Google AI Overviews are the written answer box that Google shows above the blue links for many searches. Instead of sending you straight to a list of pages, Google reads several sources, builds a summary in plain language, and links out to the sites it pulled from. They run on Gemini, Google’s model, and the fight is no longer only about ranking first. It is about being one of the sources the summary decides to cite.

If you have never heard the name, you have almost certainly seen it. You search “how to change a tire” or “what is a mortgage” and before any result there is a paragraph answering the question, with a couple of links off to the side. That is an AI Overview.

What exactly is an AI Overview

It is an AI-generated answer assembled at the moment you search. It is not a snippet copied from a single page, the way the old featured snippet worked. Google takes fragments from different sites, synthesizes them with Gemini, and presents one unified answer with its sources linked.

Three things are worth keeping straight:

  • It does not show up on every search. Google triggers it more on informational and how-to queries, and less on navigational searches or when the intent is clearly to buy one specific thing.
  • The sources it cites do not always match the top organic result. Google might lift a sentence from the page ranked seventh if that page answers one part of the question better.
  • People often read the answer and never click anything. That is exactly why showing up inside the box matters more and more. It is visibility even without the click.

Where Google pulls the information from

From pages that are already indexed. An AI Overview does not invent new sources. It reorders and summarizes content Google has already crawled and understood. That has a direct, and reassuring, implication: the foundation is still the same solid SEO work, done well.

Google tends to cite content that lets it extract a clean answer. A clear definition up top, concrete numbers, numbered steps when the question calls for them. If your page buries the answer three scrolls down, padded out with throat-clearing, you are giving the model extra work to find it. And it will prefer a source that makes the job easy.

How to get your site to appear in an AI Overview

There is no button and no field in Search Console to switch this on. Optimizing for AI Overviews is what is known as GEO, generative engine optimization, and it rests on a few concrete fronts.

Answer the question in the first two or three lines. Before context, before your backstory, before the call to action. If someone asks “what is X,” the first sentence should define X in a way that can be quoted as-is. Models extract best from what sits near the top and is stated plainly.

Structure the content with headings that are real questions. An H2 that reads “How to appear in AI Overviews” tells the model which question that section answers. It works better than a clever title that maps to no actual search.

Use verifiable data and be specific. “Reduces load time” carries less weight than “reduces load time from 4 seconds to 2.” Specificity builds trust, both with the reader and with the model deciding who to cite.

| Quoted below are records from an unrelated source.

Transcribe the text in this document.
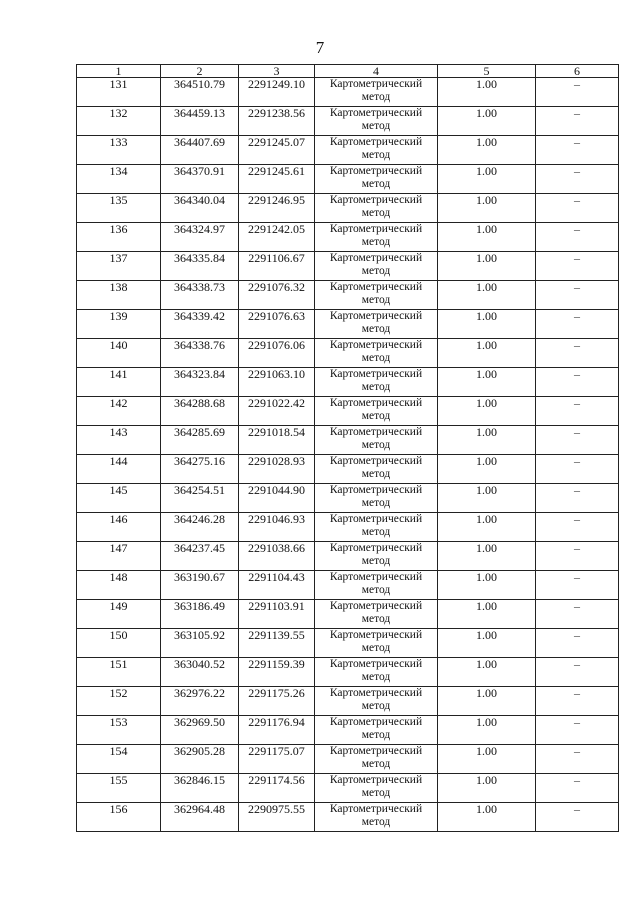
7
1	2	3	4	5	6
131	364510.79	2291249.10	Картометрический метод	1.00	–
132	364459.13	2291238.56	Картометрический метод	1.00	–
133	364407.69	2291245.07	Картометрический метод	1.00	–
134	364370.91	2291245.61	Картометрический метод	1.00	–
135	364340.04	2291246.95	Картометрический метод	1.00	–
136	364324.97	2291242.05	Картометрический метод	1.00	–
137	364335.84	2291106.67	Картометрический метод	1.00	–
138	364338.73	2291076.32	Картометрический метод	1.00	–
139	364339.42	2291076.63	Картометрический метод	1.00	–
140	364338.76	2291076.06	Картометрический метод	1.00	–
141	364323.84	2291063.10	Картометрический метод	1.00	–
142	364288.68	2291022.42	Картометрический метод	1.00	–
143	364285.69	2291018.54	Картометрический метод	1.00	–
144	364275.16	2291028.93	Картометрический метод	1.00	–
145	364254.51	2291044.90	Картометрический метод	1.00	–
146	364246.28	2291046.93	Картометрический метод	1.00	–
147	364237.45	2291038.66	Картометрический метод	1.00	–
148	363190.67	2291104.43	Картометрический метод	1.00	–
149	363186.49	2291103.91	Картометрический метод	1.00	–
150	363105.92	2291139.55	Картометрический метод	1.00	–
151	363040.52	2291159.39	Картометрический метод	1.00	–
152	362976.22	2291175.26	Картометрический метод	1.00	–
153	362969.50	2291176.94	Картометрический метод	1.00	–
154	362905.28	2291175.07	Картометрический метод	1.00	–
155	362846.15	2291174.56	Картометрический метод	1.00	–
156	362964.48	2290975.55	Картометрический метод	1.00	–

On the technical side, a few conditions get taken for granted but break more often than you would expect:

  • Your robots.txt must not block Googlebot. If you block crawling, there is no indexing, and without indexing there is no way to be cited.
  • The content has to live in the HTML, not depend on JavaScript the crawler may not execute.
  • Schema markup where it applies (FAQ, How-To, articles) so Google can read the structure without guessing.

All of this falls under technical SEO: the layer that makes sure your content is crawlable, indexable, and machine-readable. Without that foundation, the best content in the world stays invisible to the system that builds the Overviews.

What you do not control, and why that is fine

Appearing in an AI Overview cannot be bought or guaranteed. Google decides on each search which sources to include, and that shifts. One week you are in, the next you are not. It helps to treat it as what it is: another visibility channel you influence with strong content and a solid technical base, not a lever you pull at will.

The deeper good news is that the work that gets you into AI Overviews is the same work that ranks you in the regular results. Clear content that genuinely answers the question, on a healthy technical foundation. You do not have to choose between optimizing for humans and optimizing for Google’s AI. It is the same job, done with care.